Berlin, September 2014

Sanssouci is fascinated with a past it imagines itself into: not only the palace of Now imagining itself into the time of the great emperor, but the palace as it was in 1747 imagining itself (in company with palaces all over Europe, not to mention buildings elsewhere) back into a refracted Classical antiquity. Geometry a demonstration of the perfection of forms. The ‘true style‘—simple and symmetrical. In Man as in Nature (no place for Woman, then, except as allegory to be subdued—domesticated and made to bear fruit).

Berlin, September 2014

In the woods (sometimes almost wild, but never so unkempt or uncontrolled that I forgot I was walking on a planned estate—and never far from a paved path, even when I walked on a dirt one), we came across hidden gardens or remnants of gardens.
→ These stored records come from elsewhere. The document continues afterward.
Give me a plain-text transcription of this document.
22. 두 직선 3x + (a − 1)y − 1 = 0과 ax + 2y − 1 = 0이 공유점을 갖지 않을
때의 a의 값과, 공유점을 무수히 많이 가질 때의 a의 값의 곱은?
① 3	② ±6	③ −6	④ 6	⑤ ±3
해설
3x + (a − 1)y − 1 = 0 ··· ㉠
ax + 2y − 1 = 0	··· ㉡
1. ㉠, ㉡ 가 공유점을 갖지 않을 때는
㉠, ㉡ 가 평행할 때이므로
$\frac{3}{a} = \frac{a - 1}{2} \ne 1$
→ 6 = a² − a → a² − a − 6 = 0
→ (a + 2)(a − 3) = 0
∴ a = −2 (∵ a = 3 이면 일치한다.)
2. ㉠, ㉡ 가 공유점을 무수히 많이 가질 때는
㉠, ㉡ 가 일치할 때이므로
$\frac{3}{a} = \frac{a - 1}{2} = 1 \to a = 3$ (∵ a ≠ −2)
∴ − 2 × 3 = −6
A statue of the empress has been missing since the early part of the last century. There were plinths without busts. A rose garden where the rosebushes were absent and the grass had been mown into the geometric shapes—complex, interlocking circles and rectangles—where they would have been. The follies included a truly hideous ‘Chinese house’ which I thought might be a building brought in by the emperor (like the Chinese Pavilion in Brussels) but which turned out to be this. An overdecorated imperial cupcake. I suppose another right of empire is the right to control the depiction of the other.

Berlin, September 2014

As usual the things that appealed to me most were the gardens that were used to produce flowers and vegetables, and to work in—not the formal gardens or lawns or the remnants thereof, but the ‘parent’ gardens (above, where plants are grown for transplanting throughout the park). And also the yellow-ochre house with its cape of rosehips and the server in the outdoor café just behind the house, who made jokes when we asked whether they had tea. We saw maybe a quarter or a fifth of the grounds in an afternoon, and even after so little it was hard to imagine how anyone really could have lived in these places or why they should stand empty as historical markers when there are families who have nowhere to live and when, in the history the houses and grounds are meant to mark, there would have been hundreds of courtiers, royal family members, and servants living in these spaces. The daily life of the human is the first thing to go when it comes to historical sites, I guess. If people lived here, their presence would ruin the effect of timelessness (timelessness in sites like this is the representation of history-in-the-now; history-then is gone and unrepresentable, at least in life, maybe in books it is still there).